La Contenzione. Sistemi sanitari a confronto
di Michela Cavallin
Alla luce della costituzione Italiana art 13 e dell’Ultimo documento “Carta di Trieste sulla non contenzione documento firmato il 30 marzo 2017 , un manifesto elaborato insieme a medici, magistrati e volontari per difendere i diritti delle persone più fragili penso che sia doveroso fare una riflessione nel mondo infermieristico e più precisamente in area critica.
Da una breve analisi retrospettiva della letteratura emerge che:
L’agitazione ed il delirio alla sospensione della sedazione farmacologica è un problema frequente in area critica, con una prevalenza che va dal 15 al 40%.

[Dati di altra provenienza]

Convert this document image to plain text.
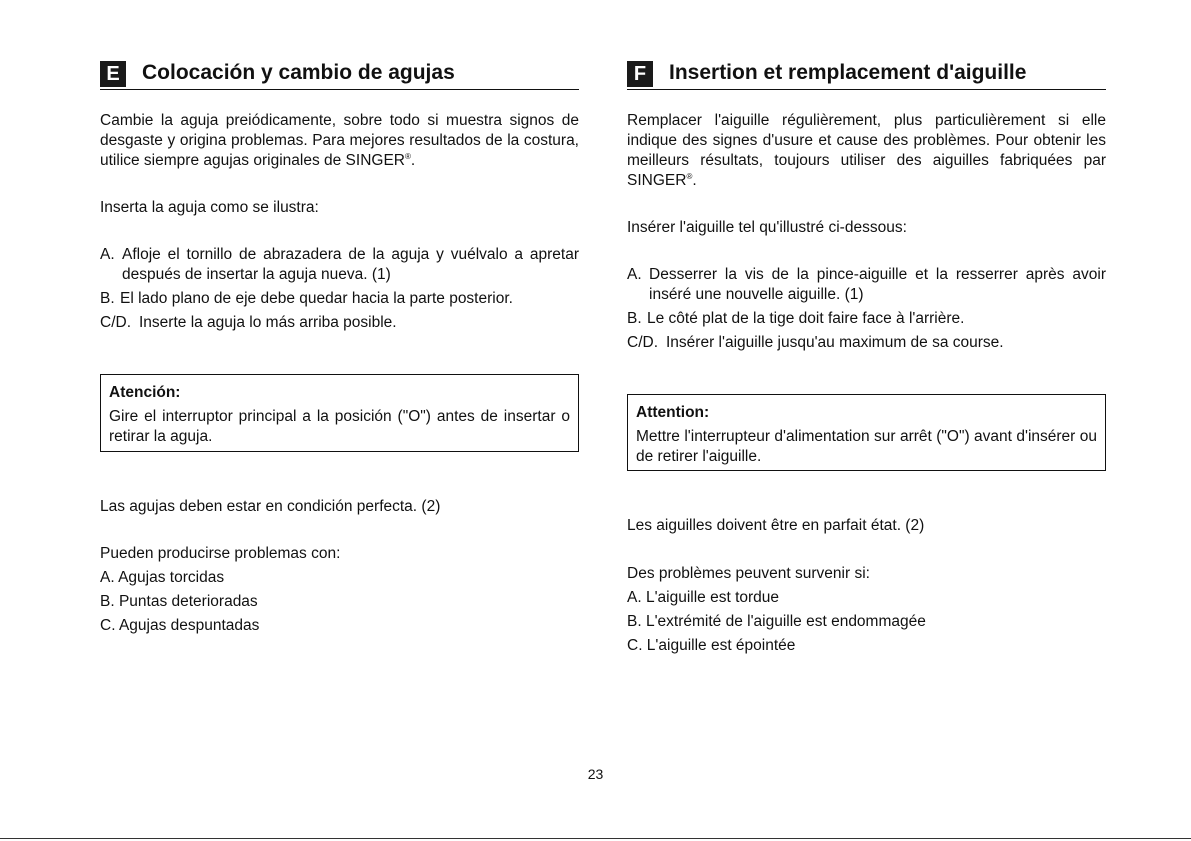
E	Colocación y cambio de agujas
Cambie la aguja preiódicamente, sobre todo si muestra signos de desgaste y origina problemas. Para mejores resultados de la costura, utilice siempre agujas originales de SINGER®.
Inserta la aguja como se ilustra:
A. Afloje el tornillo de abrazadera de la aguja y vuélvalo a apretar después de insertar la aguja nueva. (1)
B. El lado plano de eje debe quedar hacia la parte posterior.
C/D. Inserte la aguja lo más arriba posible.
Atención:
Gire el interruptor principal a la posición ("O") antes de insertar o retirar la aguja.
Las agujas deben estar en condición perfecta. (2)
Pueden producirse problemas con:
A. Agujas torcidas
B. Puntas deterioradas
C. Agujas despuntadas
F	Insertion et remplacement d'aiguille
Remplacer l'aiguille régulièrement, plus particulièrement si elle indique des signes d'usure et cause des problèmes. Pour obtenir les meilleurs résultats, toujours utiliser des aiguilles fabriquées par SINGER®.
Insérer l'aiguille tel qu'illustré ci-dessous:
A. Desserrer la vis de la pince-aiguille et la resserrer après avoir inséré une nouvelle aiguille. (1)
B. Le côté plat de la tige doit faire face à l'arrière.
C/D. Insérer l'aiguille jusqu'au maximum de sa course.
Attention:
Mettre l'interrupteur d'alimentation sur arrêt ("O") avant d'insérer ou de retirer l'aiguille.
Les aiguilles doivent être en parfait état. (2)
Des problèmes peuvent survenir si:
A. L'aiguille est tordue
B. L'extrémité de l'aiguille est endommagée
C. L'aiguille est épointée
23
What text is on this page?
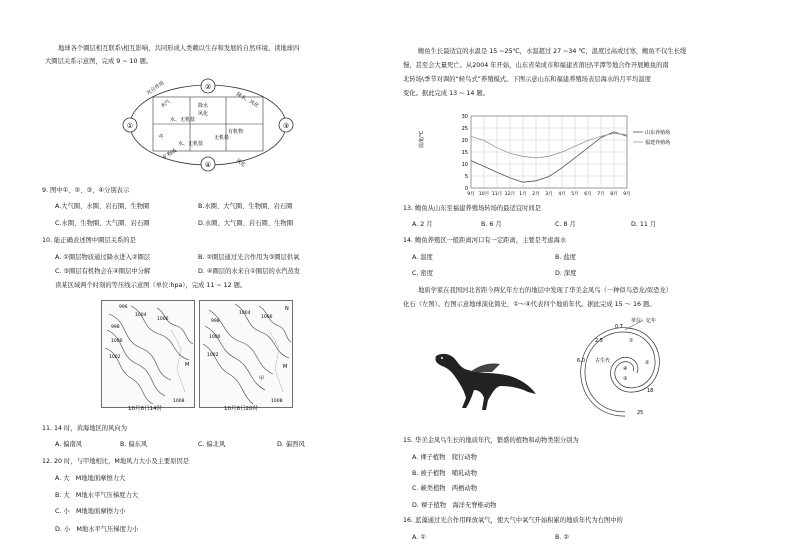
地球各个圈层相互联系\相互影响，共同形成人类赖以生存和发展的自然环境。读地球四
大圈层关系示意图，完成 9 ~ 10 题。
①
②
③
④
光合作用
水汽	降水
风化
降水、风化
水、无机盐
水
有机物
无机盐
矿物质
风化
水、无机盐
9. 图中①、②、③、④分别表示
A.大气圈、水圈、岩石圈、生物圈	B.水圈、大气圈、生物圈、岩石圈
C.水圈、生物圈、大气圈、岩石圈	D.水圈、大气圈、岩石圈、生物圈
10. 能正确表述图中圈层关系的是
A. ①圈层物质通过降水进入②圈层	B. ②圈层通过光合作用为③圈层供氧
C. ③圈层有机物会在④圈层中分解	D. ④圈层的水来自①圈层的水汽蒸发
读某区域两个时刻的等压线示意图（单位:hpa），完成 11 ~ 12 题。
998
1000
1002
1004
1006
1008
996
M
10月8日14时
998
1000
1002
1004
1006
1008
M
甲
N
10月8日20时
11. 14 时，黄海地区的风向为
A. 偏南风	B. 偏东风	C. 偏北风	D. 偏西风
12. 20 时，与甲地相比，M地风力大小及主要原因是
A. 大　M地地面摩擦力大
B. 大　M地水平气压梯度力大
C. 小　M地地面摩擦力小
D. 小　M地水平气压梯度力小
鲍鱼生长最适宜的水温是 15 ~25℃，水温超过 27 ~34 ℃，温度过高或过寒，鲍鱼不仅生长缓
慢，甚至会大量死亡。从2004 年开始，山东省荣成市和福建省莆田\平潭等地合作开展鲍鱼的南
北转场\季节对调的“候鸟式”养殖模式。下图示意山东和福建养殖场表层海水的月平均温度
变化。据此完成 13 ~ 14 题。
0
5
10
15
20
25
30
9月 10月 11月 12月 1月 2月 3月 4月 5月 6月 7月 8月 9月
温度/℃	山东养殖场
福建养殖场
13. 鲍鱼从山东至福建养殖场转场的最适宜时间是
A. 2 月	B. 6 月	C. 8 月	D. 11 月
14. 鲍鱼养殖区一般距离河口有一定距离，主要是考虑海水
A. 温度	B. 盐度
C. 密度	D. 深度
地质学家在我国河北省距今两亿年左右的地层中发现了华美金凤鸟（一种似鸟恐龙/似恐龙）
化石（左图）。右图示意地球演化简史，①～④代表四个地质年代。据此完成 15 ～ 16 题。
单位：亿年
0.7
2.5
6.0
18
25
古生代
①
②
③
④
15. 华美金凤鸟生长的地质年代，繁盛的植物和动物类别分别为
A. 裸子植物　爬行动物
B. 被子植物　哺乳动物
C. 蕨类植物　两栖动物
D. 裸子植物　海洋无脊椎动物
16. 蓝藻通过光合作用释放氧气，使大气中氧气开始积累的地质年代为右图中的
A. ①	B. ②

Le conseguenze dell’agitazione in questi pazienti è potenzialmente pericolosa perché può avere come conseguenza la rimozione di drenaggi, cateteri venosi centrali, monitoraggio invasivo. Per prevenire queste complicanze è pratica comune l’applicazione di mezzi di contenzione fisica o farmacologica.

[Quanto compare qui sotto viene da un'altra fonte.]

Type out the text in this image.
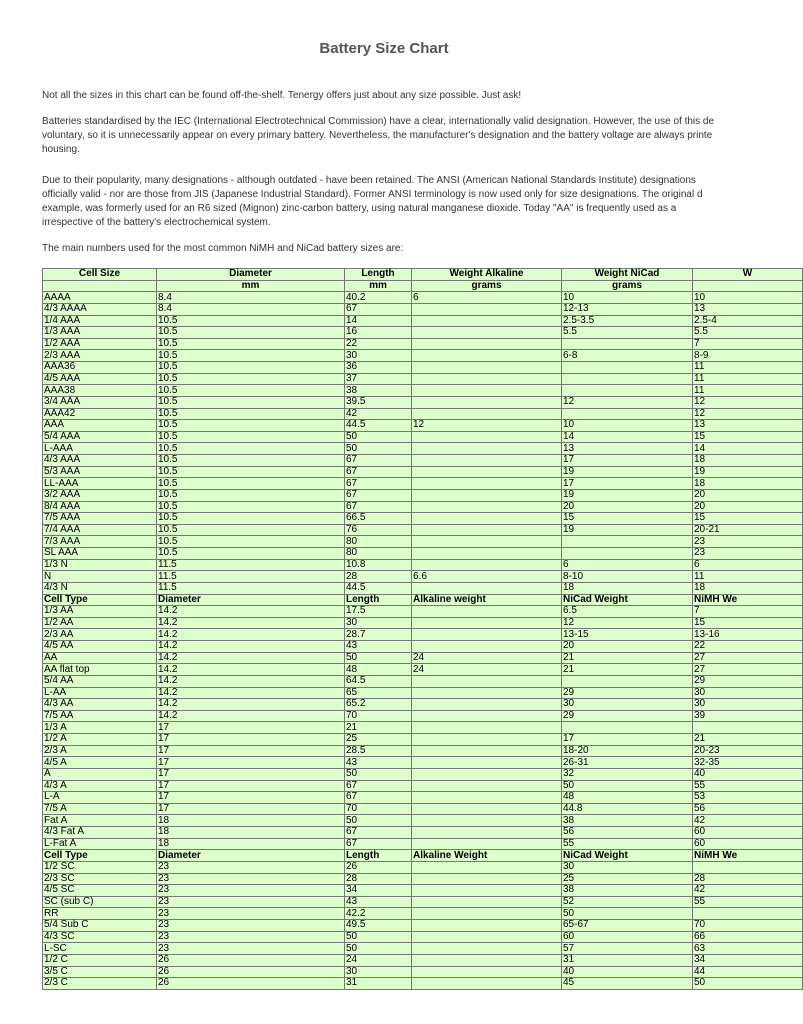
Battery Size Chart

Not all the sizes in this chart can be found off-the-shelf. Tenergy offers just about any size possible. Just ask!

Batteries standardised by the IEC (International Electrotechnical Commission) have a clear, internationally valid designation. However, the use of this de
voluntary, so it is unnecessarily appear on every primary battery. Nevertheless, the manufacturer's designation and the battery voltage are always printe
housing.

Due to their popularity, many designations - although outdated - have been retained. The ANSI (American National Standards Institute) designations
officially valid - nor are those from JIS (Japanese Industrial Standard). Former ANSI terminology is now used only for size designations. The original d
example, was formerly used for an R6 sized (Mignon) zinc-carbon battery, using natural manganese dioxide. Today "AA" is frequently used as a
irrespective of the battery's electrochemical system.

The main numbers used for the most common NiMH and NiCad battery sizes are:

Cell Size	Diameter	Length	Weight Alkaline	Weight NiCad	W
	mm	mm	grams	grams	
AAAA	8.4	40.2	6	10	10
4/3 AAAA	8.4	67		12-13	13
1/4 AAA	10.5	14		2.5-3.5	2.5-4
1/3 AAA	10.5	16		5.5	5.5
1/2 AAA	10.5	22			7
2/3 AAA	10.5	30		6-8	8-9
AAA36	10.5	36			11
4/5 AAA	10.5	37			11
AAA38	10.5	38			11
3/4 AAA	10.5	39.5		12	12
AAA42	10.5	42			12
AAA	10.5	44.5	12	10	13
5/4 AAA	10.5	50		14	15
L-AAA	10.5	50		13	14
4/3 AAA	10.5	67		17	18
5/3 AAA	10.5	67		19	19
LL-AAA	10.5	67		17	18
3/2 AAA	10.5	67		19	20
8/4 AAA	10.5	67		20	20
7/5 AAA	10.5	66.5		15	15
7/4 AAA	10.5	76		19	20-21
7/3 AAA	10.5	80			23
SL AAA	10.5	80			23
1/3 N	11.5	10.8		6	6
N	11.5	28	6.6	8-10	11
4/3 N	11.5	44.5		18	18
Cell Type	Diameter	Length	Alkaline weight	NiCad Weight	NiMH We
1/3 AA	14.2	17.5		6.5	7
1/2 AA	14.2	30		12	15
2/3 AA	14.2	28.7		13-15	13-16
4/5 AA	14.2	43		20	22
AA	14.2	50	24	21	27
AA flat top	14.2	48	24	21	27
5/4 AA	14.2	64.5			29
L-AA	14.2	65		29	30
4/3 AA	14.2	65.2		30	30
7/5 AA	14.2	70		29	39
1/3 A	17	21			
1/2 A	17	25		17	21
2/3 A	17	28.5		18-20	20-23
4/5 A	17	43		26-31	32-35
A	17	50		32	40
4/3 A	17	67		50	55
L-A	17	67		48	53
7/5 A	17	70		44.8	56
Fat A	18	50		38	42
4/3 Fat A	18	67		56	60
L-Fat A	18	67		55	60
Cell Type	Diameter	Length	Alkaline Weight	NiCad Weight	NiMH We
1/2 SC	23	26		30	
2/3 SC	23	28		25	28
4/5 SC	23	34		38	42
SC (sub C)	23	43		52	55
RR	23	42.2		50	
5/4 Sub C	23	49.5		65-67	70
4/3 SC	23	50		60	66
L-SC	23	50		57	63
1/2 C	26	24		31	34
3/5 C	26	30		40	44
2/3 C	26	31		45	50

La contenzione fisica è male accettata dai pazienti, dai loro familiari e anche dagli operatori sanitari coinvolti nel processo di cura in quanto è considerata un mezzo “crudele” per rendere più “docile” il paziente stesso e più compliante al pianto terapeutico.

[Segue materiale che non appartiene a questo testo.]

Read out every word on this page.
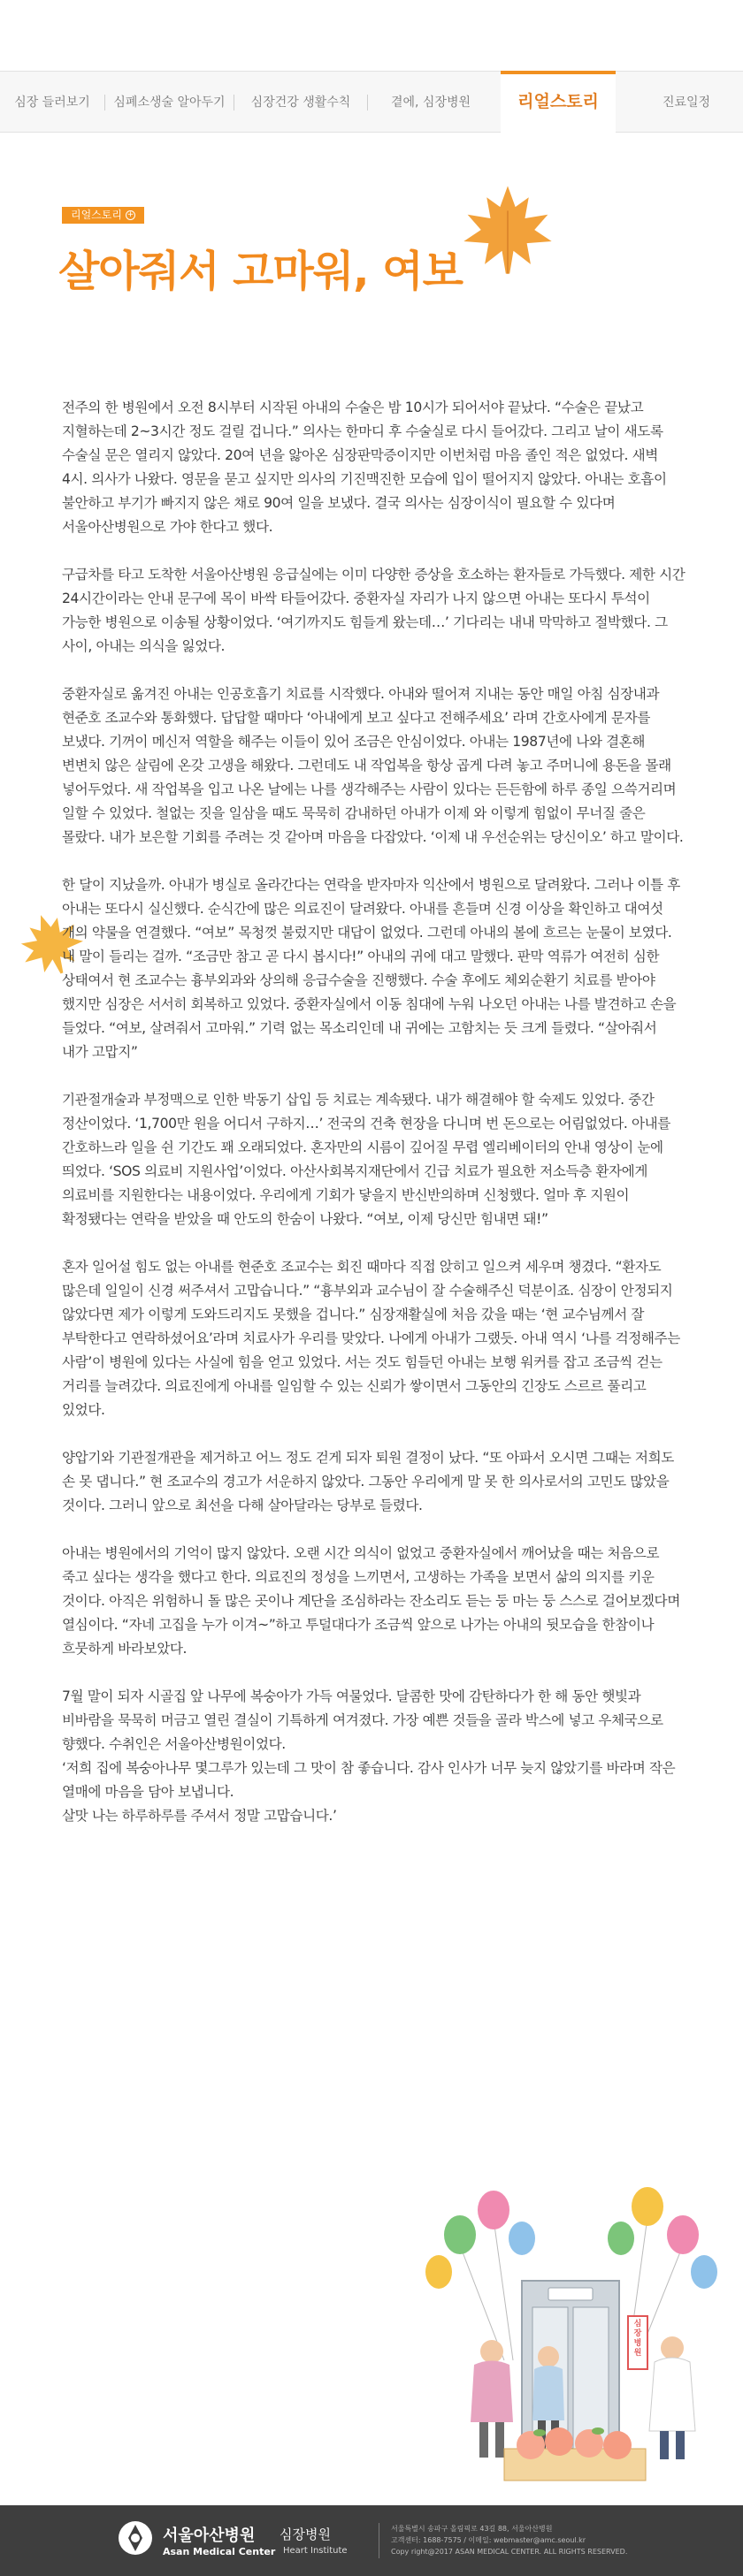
심장 들러보기	심폐소생술 알아두기	심장건강 생활수칙	곁에, 심장병원	리얼스토리	진료일정
리얼스토리 +
살아줘서 고마워, 여보

전주의 한 병원에서 오전 8시부터 시작된 아내의 수술은 밤 10시가 되어서야 끝났다. “수술은 끝났고 지혈하는데 2~3시간 정도 걸릴 겁니다.” 의사는 한마디 후 수술실로 다시 들어갔다. 그리고 날이 새도록 수술실 문은 열리지 않았다. 20여 년을 앓아온 심장판막증이지만 이번처럼 마음 졸인 적은 없었다. 새벽 4시. 의사가 나왔다. 영문을 묻고 싶지만 의사의 기진맥진한 모습에 입이 떨어지지 않았다. 아내는 호흡이 불안하고 부기가 빠지지 않은 채로 90여 일을 보냈다. 결국 의사는 심장이식이 필요할 수 있다며 서울아산병원으로 가야 한다고 했다.

구급차를 타고 도착한 서울아산병원 응급실에는 이미 다양한 증상을 호소하는 환자들로 가득했다. 제한 시간 24시간이라는 안내 문구에 목이 바싹 타들어갔다. 중환자실 자리가 나지 않으면 아내는 또다시 투석이 가능한 병원으로 이송될 상황이었다. ‘여기까지도 힘들게 왔는데…’ 기다리는 내내 막막하고 절박했다. 그 사이, 아내는 의식을 잃었다.

중환자실로 옮겨진 아내는 인공호흡기 치료를 시작했다. 아내와 떨어져 지내는 동안 매일 아침 심장내과 현준호 조교수와 통화했다. 답답할 때마다 ‘아내에게 보고 싶다고 전해주세요’ 라며 간호사에게 문자를 보냈다. 기꺼이 메신저 역할을 해주는 이들이 있어 조금은 안심이었다. 아내는 1987년에 나와 결혼해 변변치 않은 살림에 온갖 고생을 해왔다. 그런데도 내 작업복을 항상 곱게 다려 놓고 주머니에 용돈을 몰래 넣어두었다. 새 작업복을 입고 나온 날에는 나를 생각해주는 사람이 있다는 든든함에 하루 종일 으쓱거리며 일할 수 있었다. 철없는 짓을 일삼을 때도 묵묵히 감내하던 아내가 이제 와 이렇게 힘없이 무너질 줄은 몰랐다. 내가 보은할 기회를 주려는 것 같아며 마음을 다잡았다. ‘이제 내 우선순위는 당신이오’ 하고 말이다.

한 달이 지났을까. 아내가 병실로 올라간다는 연락을 받자마자 익산에서 병원으로 달려왔다. 그러나 이틀 후 아내는 또다시 실신했다. 순식간에 많은 의료진이 달려왔다. 아내를 흔들며 신경 이상을 확인하고 대여섯 개의 약물을 연결했다. “여보” 목청껏 불렀지만 대답이 없었다. 그런데 아내의 볼에 흐르는 눈물이 보였다. 내 말이 들리는 걸까. “조금만 참고 곧 다시 봅시다!” 아내의 귀에 대고 말했다. 판막 역류가 여전히 심한 상태여서 현 조교수는 흉부외과와 상의해 응급수술을 진행했다. 수술 후에도 체외순환기 치료를 받아야 했지만 심장은 서서히 회복하고 있었다. 중환자실에서 이동 침대에 누워 나오던 아내는 나를 발견하고 손을 들었다. “여보, 살려줘서 고마워.” 기력 없는 목소리인데 내 귀에는 고함치는 듯 크게 들렸다. “살아줘서 내가 고맙지”

기관절개술과 부정맥으로 인한 박동기 삽입 등 치료는 계속됐다. 내가 해결해야 할 숙제도 있었다. 중간 정산이었다. ‘1,700만 원을 어디서 구하지…’ 전국의 건축 현장을 다니며 번 돈으로는 어림없었다. 아내를 간호하느라 일을 쉰 기간도 꽤 오래되었다. 혼자만의 시름이 깊어질 무렵 엘리베이터의 안내 영상이 눈에 띄었다. ‘SOS 의료비 지원사업’이었다. 아산사회복지재단에서 긴급 치료가 필요한 저소득층 환자에게 의료비를 지원한다는 내용이었다. 우리에게 기회가 닿을지 반신반의하며 신청했다. 얼마 후 지원이 확정됐다는 연락을 받았을 때 안도의 한숨이 나왔다. “여보, 이제 당신만 힘내면 돼!”

혼자 일어설 힘도 없는 아내를 현준호 조교수는 회진 때마다 직접 앉히고 일으켜 세우며 챙겼다. “환자도 많은데 일일이 신경 써주셔서 고맙습니다.” “흉부외과 교수님이 잘 수술해주신 덕분이죠. 심장이 안정되지 않았다면 제가 이렇게 도와드리지도 못했을 겁니다.” 심장재활실에 처음 갔을 때는 ‘현 교수님께서 잘 부탁한다고 연락하셨어요’라며 치료사가 우리를 맞았다. 나에게 아내가 그랬듯. 아내 역시 ‘나를 걱정해주는 사람’이 병원에 있다는 사실에 힘을 얻고 있었다. 서는 것도 힘들던 아내는 보행 워커를 잡고 조금씩 걷는 거리를 늘려갔다. 의료진에게 아내를 일임할 수 있는 신뢰가 쌓이면서 그동안의 긴장도 스르르 풀리고 있었다.

양압기와 기관절개관을 제거하고 어느 정도 걷게 되자 퇴원 결정이 났다. “또 아파서 오시면 그때는 저희도 손 못 댑니다.” 현 조교수의 경고가 서운하지 않았다. 그동안 우리에게 말 못 한 의사로서의 고민도 많았을 것이다. 그러니 앞으로 최선을 다해 살아달라는 당부로 들렸다.

아내는 병원에서의 기억이 많지 않았다. 오랜 시간 의식이 없었고 중환자실에서 깨어났을 때는 처음으로 죽고 싶다는 생각을 했다고 한다. 의료진의 정성을 느끼면서, 고생하는 가족을 보면서 삶의 의지를 키운 것이다. 아직은 위험하니 돌 많은 곳이나 계단을 조심하라는 잔소리도 듣는 둥 마는 둥 스스로 걸어보겠다며 열심이다. “자네 고집을 누가 이겨~”하고 투덜대다가 조금씩 앞으로 나가는 아내의 뒷모습을 한참이나 흐뭇하게 바라보았다.

7월 말이 되자 시골집 앞 나무에 복숭아가 가득 여물었다. 달콤한 맛에 감탄하다가 한 해 동안 햇빛과 비바람을 묵묵히 머금고 열린 결실이 기특하게 여겨졌다. 가장 예쁜 것들을 골라 박스에 넣고 우체국으로 향했다. 수취인은 서울아산병원이었다.

‘저희 집에 복숭아나무 몇그루가 있는데 그 맛이 참 좋습니다. 감사 인사가 너무 늦지 않았기를 바라며 작은 열매에 마음을 담아 보냅니다.

살맛 나는 하루하루를 주셔서 정말 고맙습니다.’

심장병원
서울아산병원 심장병원
Asan Medical Center Heart Institute
서울특별시 송파구 올림픽로 43길 88, 서울아산병원
고객센터: 1688-7575 / 이메일: webmaster@amc.seoul.kr
Copy right@2017 ASAN MEDICAL CENTER. ALL RIGHTS RESERVED.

D’altra parte la sedazione, intesa come “contenzione farmacologica” se vista in modo più favorevole da infermieri e parenti, porta con sé importanti conseguenze: ritardo nello svezzamento del paziente dalla ventilazione invasiva o non, ritardo nella ripresa di coscienza del paziente con lesioni neurologiche. Questi effetti collaterali della sedazione prolungata sono purtroppo poco evidenti nell’immediato se confrontati con le conseguenze della restrizione fisica: tachicardia, ipertensione, peggioramento dell’agitazione ed aumento della richiesta metabolica di ossigeno. D’altro canto questi ultimi effetti sono senz’altro più evidenti e quindi facili da prevenire.
Non di poca considerazione in un periodo di riduzione delle risorse, è la considerazione che l’aumento della sedazione farmacologica in pazienti affetti da agitazione e delirio, inevitabilmente aumenta il tempo di degenza con conseguenze negative per i pazienti stessi e l’organizzazione sanitaria con un minor turn-over sui letti per acuti.1
Secondo le linee guida internazionali in lingua inglese che parlano di contenzione, esiste una visione ambivalente ed opposta2, 3: se da una parte quelle americane prediligono la contenzione fisica rispetto a quella farmacologica per gli effetti collaterali sopracitati, gli inglesi hanno una visione diametralmente opposta. In ogni caso non va dimenticato che in queste due nazioni il rapporto numerico infermieri/pazienti è sicuramente superiore alla realtà italiana: per questo motivo, l’infermiere coinvolto nel processo di assistenza al paziente sottoposto a contenzione sia fisica che farmacologica o entrambi ha gli strumenti per vigilare sugli eventuali effetti collaterali e porre in atto tutte le contromisure adeguate cosa che nelle nostre realtà è difficilmente applicabile perché il rapporto infermieri pazienti è molto basso.
References
1. Nirmalan M, Dark PM, Nightingale P, Harris J. Editorial IV: physical and pharmacological restraint of critically ill patients: clinical facts and ethical considerations. Br J Anaesth. 2004 Jun;92(6):789-92. PubMed PMID: 15145832.
2. Maccioli GA, Dorman T, Brown BR, Mazuski JE, McLean BA, Kuszaj JM, et al. Clinical practice guidelines for the maintenance of patient physical safety in the intensive care unit: use of restraining therapies--American College of Critical Care Medicine Task Force 2001-2002. Crit Care Med. 2003 Nov;31(11):2665-76. PubMed PMID: 14605540.
3. Bray K, Hill K, Robson W, Leaver G, Walker N, O'Leary M, et al. British Association of Critical Care Nurses position statement on the use of restraint in adult critical care units. Nurs Crit Care. 2004 Sep-Oct;9(5):199-212. PubMed PMID: 15462118.